Lymphatic System: The lymphatic system is another vital part of the immune system. It consists of a series of ducts and capillaries that connect the various lymph nodes and lymphoid organs spread throughout the body. Unlike the circulatory system, where blood is pumped by the heart, the lymphatic system is passive. It moves fluid, fat, and white blood cells throughout the body.
Thymus: The thymus is an organ located close to the hearth. This is where T-cells mature. Lymphocyte precursors, produced in the bone marrow, migrate to the thymus, where they turn into thymocytes and eventually, T-cells. Most of this process takes place early in life, so the thymus is not particularly important in adults.
Adenoids: Like the thymus, the adenoids become less important over time. They are located at the back of the nose and help prevent infections from inhaled antigens. The Adenoids are large in childhood, but quickly atrophy during the teenage years.
Tonsils: The tonsils are located at the back of the throat and help fight off upper respiratory tract infections. Like the adenoids, they tend to shrink and become less effective with time, although doctors still recommend that you not have them removed unless necessary since they do still contribute somewhat to the functioning of the immune system.
Spleen: Located in the abdomen, the spleen has two main functions: to filter blood for foreign particles and dying red blood cells and to coordinate the immune response. While the spleen can be removed without serious consequences, the loss of this organ does leave you more open to septic infections.

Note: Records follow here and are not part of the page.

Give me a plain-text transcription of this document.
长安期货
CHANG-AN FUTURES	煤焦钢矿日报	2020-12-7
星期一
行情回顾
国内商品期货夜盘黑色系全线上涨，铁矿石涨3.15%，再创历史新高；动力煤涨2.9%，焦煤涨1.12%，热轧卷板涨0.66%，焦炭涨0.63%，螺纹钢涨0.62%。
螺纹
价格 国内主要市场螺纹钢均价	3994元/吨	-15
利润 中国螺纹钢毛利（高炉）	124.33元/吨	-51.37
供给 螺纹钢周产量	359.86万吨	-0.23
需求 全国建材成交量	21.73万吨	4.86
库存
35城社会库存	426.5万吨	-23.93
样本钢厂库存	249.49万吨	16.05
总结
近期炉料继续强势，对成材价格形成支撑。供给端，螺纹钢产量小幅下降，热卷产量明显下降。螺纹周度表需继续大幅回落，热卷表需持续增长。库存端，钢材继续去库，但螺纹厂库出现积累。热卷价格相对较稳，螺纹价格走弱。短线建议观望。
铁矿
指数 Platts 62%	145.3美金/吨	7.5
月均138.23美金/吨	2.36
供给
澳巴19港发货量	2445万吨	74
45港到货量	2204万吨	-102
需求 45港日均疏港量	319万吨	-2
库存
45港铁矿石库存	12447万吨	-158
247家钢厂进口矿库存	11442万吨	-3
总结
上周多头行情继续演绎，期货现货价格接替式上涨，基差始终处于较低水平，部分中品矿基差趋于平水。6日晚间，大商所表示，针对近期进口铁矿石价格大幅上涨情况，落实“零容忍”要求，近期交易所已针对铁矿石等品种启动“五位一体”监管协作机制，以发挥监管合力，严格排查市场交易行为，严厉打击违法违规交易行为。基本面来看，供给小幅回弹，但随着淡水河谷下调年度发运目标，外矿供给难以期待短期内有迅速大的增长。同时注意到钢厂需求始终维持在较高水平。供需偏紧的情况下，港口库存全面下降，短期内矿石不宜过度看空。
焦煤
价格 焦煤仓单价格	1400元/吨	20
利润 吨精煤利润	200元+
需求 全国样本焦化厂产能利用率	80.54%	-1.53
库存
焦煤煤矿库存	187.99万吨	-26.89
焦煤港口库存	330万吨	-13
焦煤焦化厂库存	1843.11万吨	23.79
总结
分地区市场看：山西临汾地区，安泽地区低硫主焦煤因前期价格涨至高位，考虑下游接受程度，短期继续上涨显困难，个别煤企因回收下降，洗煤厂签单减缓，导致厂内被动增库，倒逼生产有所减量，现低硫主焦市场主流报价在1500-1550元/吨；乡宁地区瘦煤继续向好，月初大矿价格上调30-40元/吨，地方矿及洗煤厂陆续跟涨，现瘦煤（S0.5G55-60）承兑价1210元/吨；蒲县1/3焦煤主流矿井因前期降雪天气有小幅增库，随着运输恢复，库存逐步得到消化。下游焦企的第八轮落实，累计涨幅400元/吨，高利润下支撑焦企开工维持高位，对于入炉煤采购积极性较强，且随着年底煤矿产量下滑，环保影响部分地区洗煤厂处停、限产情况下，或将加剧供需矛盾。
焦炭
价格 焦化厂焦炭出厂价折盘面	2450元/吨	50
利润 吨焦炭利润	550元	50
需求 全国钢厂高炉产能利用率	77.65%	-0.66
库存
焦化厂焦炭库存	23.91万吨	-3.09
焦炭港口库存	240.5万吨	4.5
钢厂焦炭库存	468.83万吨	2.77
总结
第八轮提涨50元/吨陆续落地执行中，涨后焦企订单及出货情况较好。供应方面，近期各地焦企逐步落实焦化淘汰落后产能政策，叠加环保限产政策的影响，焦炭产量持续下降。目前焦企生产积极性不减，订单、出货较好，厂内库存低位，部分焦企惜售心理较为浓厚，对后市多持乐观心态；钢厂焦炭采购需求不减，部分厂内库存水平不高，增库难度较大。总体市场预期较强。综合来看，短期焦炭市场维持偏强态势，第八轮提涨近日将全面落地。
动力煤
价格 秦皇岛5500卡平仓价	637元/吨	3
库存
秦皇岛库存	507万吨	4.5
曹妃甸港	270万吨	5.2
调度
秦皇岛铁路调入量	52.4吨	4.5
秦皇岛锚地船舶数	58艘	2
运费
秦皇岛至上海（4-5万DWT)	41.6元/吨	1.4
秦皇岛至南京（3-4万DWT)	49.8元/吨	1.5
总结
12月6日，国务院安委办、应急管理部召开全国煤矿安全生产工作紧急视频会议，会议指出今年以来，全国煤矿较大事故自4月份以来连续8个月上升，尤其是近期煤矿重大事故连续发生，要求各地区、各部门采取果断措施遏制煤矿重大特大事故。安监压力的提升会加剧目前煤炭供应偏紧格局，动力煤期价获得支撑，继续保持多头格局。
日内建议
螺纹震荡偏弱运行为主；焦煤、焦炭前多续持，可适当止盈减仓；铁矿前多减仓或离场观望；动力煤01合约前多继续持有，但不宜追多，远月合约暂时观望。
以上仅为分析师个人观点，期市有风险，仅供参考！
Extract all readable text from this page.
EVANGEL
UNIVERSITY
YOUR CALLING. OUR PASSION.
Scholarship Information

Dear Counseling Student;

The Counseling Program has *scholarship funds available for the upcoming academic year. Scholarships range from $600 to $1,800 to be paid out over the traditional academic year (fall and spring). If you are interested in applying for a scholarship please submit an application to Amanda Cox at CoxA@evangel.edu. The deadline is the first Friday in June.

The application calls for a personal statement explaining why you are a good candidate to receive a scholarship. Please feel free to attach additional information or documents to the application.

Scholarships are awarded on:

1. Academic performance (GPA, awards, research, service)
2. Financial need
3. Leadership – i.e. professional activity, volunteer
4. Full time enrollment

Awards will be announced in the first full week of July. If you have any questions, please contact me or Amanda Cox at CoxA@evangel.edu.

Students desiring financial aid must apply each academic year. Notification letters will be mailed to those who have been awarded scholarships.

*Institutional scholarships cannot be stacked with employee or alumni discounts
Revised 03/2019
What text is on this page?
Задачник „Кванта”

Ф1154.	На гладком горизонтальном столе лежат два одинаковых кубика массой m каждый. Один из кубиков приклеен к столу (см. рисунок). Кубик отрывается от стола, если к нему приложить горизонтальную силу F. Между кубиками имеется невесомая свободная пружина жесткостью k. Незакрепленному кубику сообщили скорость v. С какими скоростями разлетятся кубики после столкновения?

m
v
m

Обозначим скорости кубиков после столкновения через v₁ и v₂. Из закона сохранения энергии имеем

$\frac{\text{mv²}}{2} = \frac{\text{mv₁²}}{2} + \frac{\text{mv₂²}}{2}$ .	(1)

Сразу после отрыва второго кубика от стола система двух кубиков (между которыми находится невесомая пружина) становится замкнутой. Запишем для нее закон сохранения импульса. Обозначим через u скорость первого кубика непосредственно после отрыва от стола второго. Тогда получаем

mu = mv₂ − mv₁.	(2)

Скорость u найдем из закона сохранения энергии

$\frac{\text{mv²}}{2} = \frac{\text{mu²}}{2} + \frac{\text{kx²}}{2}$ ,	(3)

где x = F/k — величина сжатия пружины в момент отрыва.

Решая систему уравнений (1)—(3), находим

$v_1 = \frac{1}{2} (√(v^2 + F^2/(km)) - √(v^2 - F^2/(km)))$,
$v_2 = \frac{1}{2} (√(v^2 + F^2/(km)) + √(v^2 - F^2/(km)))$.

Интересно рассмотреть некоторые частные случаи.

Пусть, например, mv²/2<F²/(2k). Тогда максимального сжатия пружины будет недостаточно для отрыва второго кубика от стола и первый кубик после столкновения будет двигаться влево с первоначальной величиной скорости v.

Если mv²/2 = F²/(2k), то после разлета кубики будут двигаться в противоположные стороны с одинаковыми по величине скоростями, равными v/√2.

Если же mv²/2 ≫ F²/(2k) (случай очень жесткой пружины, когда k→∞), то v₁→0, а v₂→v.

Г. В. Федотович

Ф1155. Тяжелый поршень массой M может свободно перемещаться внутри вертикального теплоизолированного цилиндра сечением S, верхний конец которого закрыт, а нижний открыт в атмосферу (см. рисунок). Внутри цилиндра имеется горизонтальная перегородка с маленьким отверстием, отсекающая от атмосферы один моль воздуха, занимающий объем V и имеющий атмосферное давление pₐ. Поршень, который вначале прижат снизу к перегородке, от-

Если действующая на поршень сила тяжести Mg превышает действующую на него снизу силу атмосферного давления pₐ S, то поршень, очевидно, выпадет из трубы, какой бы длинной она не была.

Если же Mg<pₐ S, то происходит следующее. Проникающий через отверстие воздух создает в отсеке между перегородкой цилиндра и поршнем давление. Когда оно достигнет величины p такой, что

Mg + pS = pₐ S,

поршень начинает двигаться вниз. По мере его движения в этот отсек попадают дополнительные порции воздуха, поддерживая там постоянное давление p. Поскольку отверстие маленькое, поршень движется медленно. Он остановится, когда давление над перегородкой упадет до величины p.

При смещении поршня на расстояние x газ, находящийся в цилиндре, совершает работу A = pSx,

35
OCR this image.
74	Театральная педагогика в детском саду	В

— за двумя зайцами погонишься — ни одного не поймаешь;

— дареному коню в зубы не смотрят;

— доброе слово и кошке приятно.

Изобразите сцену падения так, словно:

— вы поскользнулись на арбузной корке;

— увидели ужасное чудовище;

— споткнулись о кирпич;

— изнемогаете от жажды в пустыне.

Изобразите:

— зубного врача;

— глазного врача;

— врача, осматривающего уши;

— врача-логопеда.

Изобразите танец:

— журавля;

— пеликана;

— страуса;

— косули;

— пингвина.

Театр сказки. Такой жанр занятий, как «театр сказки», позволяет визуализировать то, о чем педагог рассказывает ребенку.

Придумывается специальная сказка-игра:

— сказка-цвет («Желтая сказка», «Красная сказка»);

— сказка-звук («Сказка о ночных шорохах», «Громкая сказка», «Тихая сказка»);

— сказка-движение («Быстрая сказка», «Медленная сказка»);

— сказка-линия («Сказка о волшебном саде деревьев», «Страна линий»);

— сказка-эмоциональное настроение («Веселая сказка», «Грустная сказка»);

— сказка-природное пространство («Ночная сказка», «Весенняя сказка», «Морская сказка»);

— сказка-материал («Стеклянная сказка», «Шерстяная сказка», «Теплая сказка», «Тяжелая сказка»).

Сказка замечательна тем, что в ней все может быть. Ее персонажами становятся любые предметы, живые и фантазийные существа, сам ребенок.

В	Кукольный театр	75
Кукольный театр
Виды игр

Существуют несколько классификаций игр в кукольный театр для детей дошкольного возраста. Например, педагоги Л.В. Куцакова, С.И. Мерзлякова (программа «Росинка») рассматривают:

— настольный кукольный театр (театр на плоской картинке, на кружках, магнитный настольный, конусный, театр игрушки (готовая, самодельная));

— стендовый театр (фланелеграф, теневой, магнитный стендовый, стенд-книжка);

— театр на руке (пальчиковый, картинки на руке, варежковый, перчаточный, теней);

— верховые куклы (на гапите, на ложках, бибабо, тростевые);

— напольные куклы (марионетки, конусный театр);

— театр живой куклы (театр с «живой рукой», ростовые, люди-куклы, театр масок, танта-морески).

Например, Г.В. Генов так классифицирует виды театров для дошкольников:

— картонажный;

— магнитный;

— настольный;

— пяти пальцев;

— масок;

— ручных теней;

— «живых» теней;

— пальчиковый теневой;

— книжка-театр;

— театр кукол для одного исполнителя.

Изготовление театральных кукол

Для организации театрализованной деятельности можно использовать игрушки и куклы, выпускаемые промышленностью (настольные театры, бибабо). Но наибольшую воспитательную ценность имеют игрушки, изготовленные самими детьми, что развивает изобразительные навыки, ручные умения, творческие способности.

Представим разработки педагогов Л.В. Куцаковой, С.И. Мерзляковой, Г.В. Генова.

Bone Marrow: The final organ of the immune system is the bone marrow. The bone marrow produces the precursors for white blood cells, including those of both the T-cells and B-cells, as well as the red blood cells and platelets.
The Complement System
The complement system is made up of circulating proteins. Most of the time, these proteins lie dormant, but when an antigen enters the body, they become active. The complement system releases chemicals that make the vascular system more permeable to white blood cells. It also releases cytokines (chemical communicators) to summon phagocytes, and, in some cases, works with antibodies to destroy antigens.
White Blood Cells
White blood cells are essential to the immune response. There are a few different categories of white blood cells that are especially important:
- Phagocytes - These cells engulf antigens and destroy them.
- T-cells - T-cells help modulate the immune response.
- B-cells - The B-cell produce antibodies specific to a particular antigen.
Antibodies are the final and most refined components of the immune system. They have binding sites specific to a certain antigen. When they encounter the antigen, they attach themselves, thereby making the antigen easy for the rest of the immune system to identify and attack. In some cases, antibodies themselves contribute to the demise of invading pathogens.